Он вынул из-под подушки конверт, достал из него фотографию, протянул Олегу.
— Вот девушка из моей юности. Моя первая любовь. Марина Коновалова.
Олег внимательно изучал портрет большеглазой шатенки со вздернутым носиком. В ее взгляде угадывался упрямый характер, а в опущенных уголках маленького рта — вечное недовольство.
— Симпатичная, — коротко охарактеризовал он первую любовь Балашова. — Но годы наверняка изменили ее.
— Разумеется, я это понимаю. Но не внешность главное. Я по горло сыт красотой и блеском. Мне другое надо от женщины.
— Она не замужем?
— В том-то и дело, что замужем. Но муж пьет, скандалит. Довел ее до мыслей о самоубийстве.
— Кошмар!
— Она написала мне. Представляете, нашла адрес каким-то образом. Через столько лет!
— А почему вы…
— Хотите спросить, почему женился на другой? Тут все просто. Марина по дурости выскочила замуж. Я учился на втором курсе, а Виктор пришел из армии, ну и… закрутился бурный роман. Витёк крутой чувак был по тем временам. Мотоцикл, отцовские деньги… Короче, вскружил девчонке голову. О свадьбе я узнал от матери.
Год переживал, а потом встретил Иру…
Погасив сочувствующую улыбку, Олег исподлобья наблюдал за своим собеседником и думал о том, что люди мало меняются. Особенно идеалисты, склонные обвинять свои и оправдывать чужие пороки.
* * *
Балашов стоял на заснеженном перроне, словно витязь на распутье. Душа рвалась немедленно встретиться с Мариной, но умом он понимал, что так дела не делаются. Романтический порыв, толкнувший его купить билет и сесть на поезд, не то чтобы иссяк, а как бы приостановился, уступив дорогу трезвым мыслям.

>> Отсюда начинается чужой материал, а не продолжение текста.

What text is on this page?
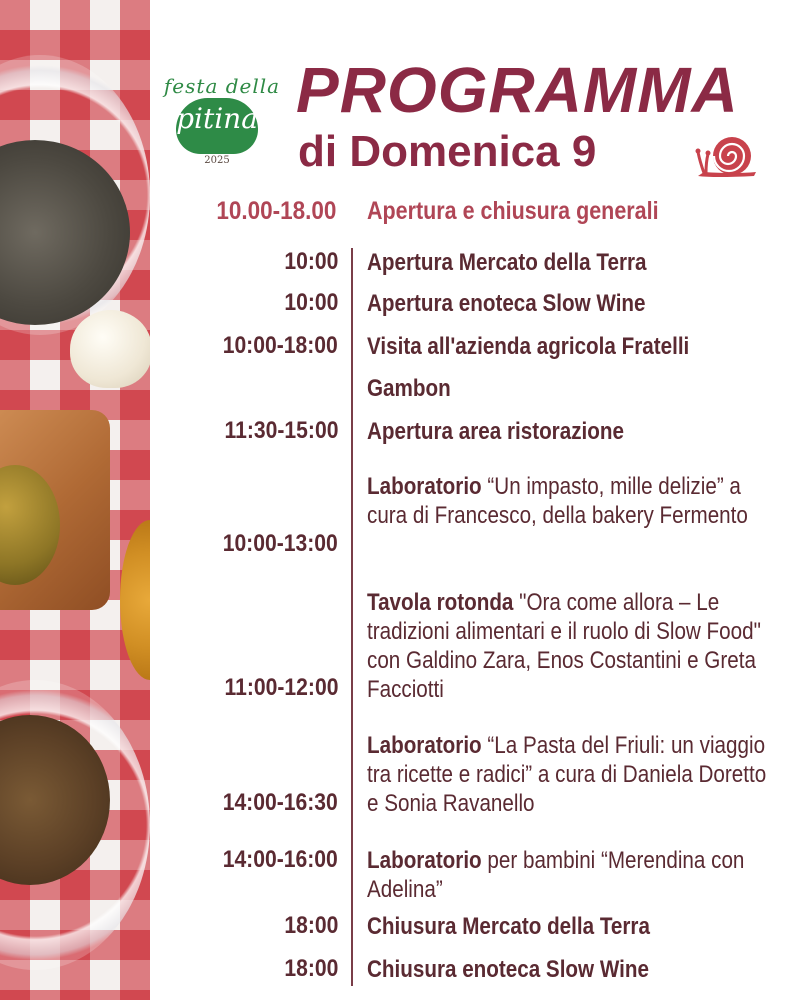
festa della
pitina
2025
PROGRAMMA
di Domenica 9
10.00-18.00 Apertura e chiusura generali
10:00 Apertura Mercato della Terra
10:00 Apertura enoteca Slow Wine
10:00-18:00 Visita all'azienda agricola Fratelli
Gambon
11:30-15:00 Apertura area ristorazione
10:00-13:00
Laboratorio “Un impasto, mille delizie” a cura di Francesco, della bakery Fermento
11:00-12:00
Tavola rotonda "Ora come allora – Le tradizioni alimentari e il ruolo di Slow Food" con Galdino Zara, Enos Costantini e Greta Facciotti
14:00-16:30
Laboratorio “La Pasta del Friuli: un viaggio tra ricette e radici” a cura di Daniela Doretto e Sonia Ravanello
14:00-16:00 Laboratorio per bambini “Merendina con Adelina”
18:00 Chiusura Mercato della Terra
18:00 Chiusura enoteca Slow Wine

Он по-прежнему желал увидеть любимое когда-то лицо и заглянуть в огромные глаза цвета гречишного меда. Но рассудок напоминал о правилах, которым порядочный человек обязан подчиняться.
Марина — замужняя женщина. В поселке все знают ее семью. И вдруг средь бела дня к ней явится чужой мужчина, пусть даже бывший земляк и одноклассник. И что он скажет ее мужу, который наверняка дома?
Нет, это исключено. Они встретятся, но на нейтральной территории. А сейчас нужно где-то остановиться, отдохнуть с дороги, привести себя и свои мысли в порядок.
Небольшое здание вокзала, построенное лет двадцать назад, было незнакомым, чужим. И только перрон, на котором он прощался с Мариной, уезжая навсегда из родного поселка, хранил его следы.
Войдя в зал ожидания в облаке морозного воздуха, Балашов осмотрелся. На фанерных диванах сидели две старушки и несколько молодых людей, хохочущих над анекдотами или просто от полноты жизни, а потому не обративших внимания на незнакомца.
В окошке кассы горел свет, и Балашов направился туда.
— С наступающим вас, девушка! — сказал он, склоняясь над динамиком.
— Спасибо. Вам куда? — деловито отозвалась кассирша.
— Я уже приехал. Но мне негде остановиться. Подскажите, пожалуйста, в поселке есть гостиница?
— Есть. В самом центре… Ой, только ничего не получится. Хозяйка-то, Галя, уехала. Еще вчера. На Новый год, к сыну. Так что…
— Жаль, — огорчился Балашов и задумался.
— Даже не знаю, что вам посоветовать, — сочувствующе вздохнула девушка.
— Молодой человек! — раздался сзади старческий голос.
Балашов на всякий случай оглянулся, хотя и сомневался, что обращаются к нему.
— Вам на постой надо? — спросила одна из старушек, отодвигая край шали, чтобы лучше слышать.
— Да.
— Дак у нас тут пенсианат, как его правильно-то назвать, имеется. Рит, ты чего, забыла что ль?
— Ой, правда что! — встрепенулась кассирша. — Пансионат есть. Частный. Это бывшая дача. Знаете, за поселком, ну, где Синий бор, дачи стоят. Вот там его и открыли. Хозяева приличные люди. Правда, дерут… Ой, извините, берут дорого. Но есть за что. Отдельные комнаты, обеды и все такое…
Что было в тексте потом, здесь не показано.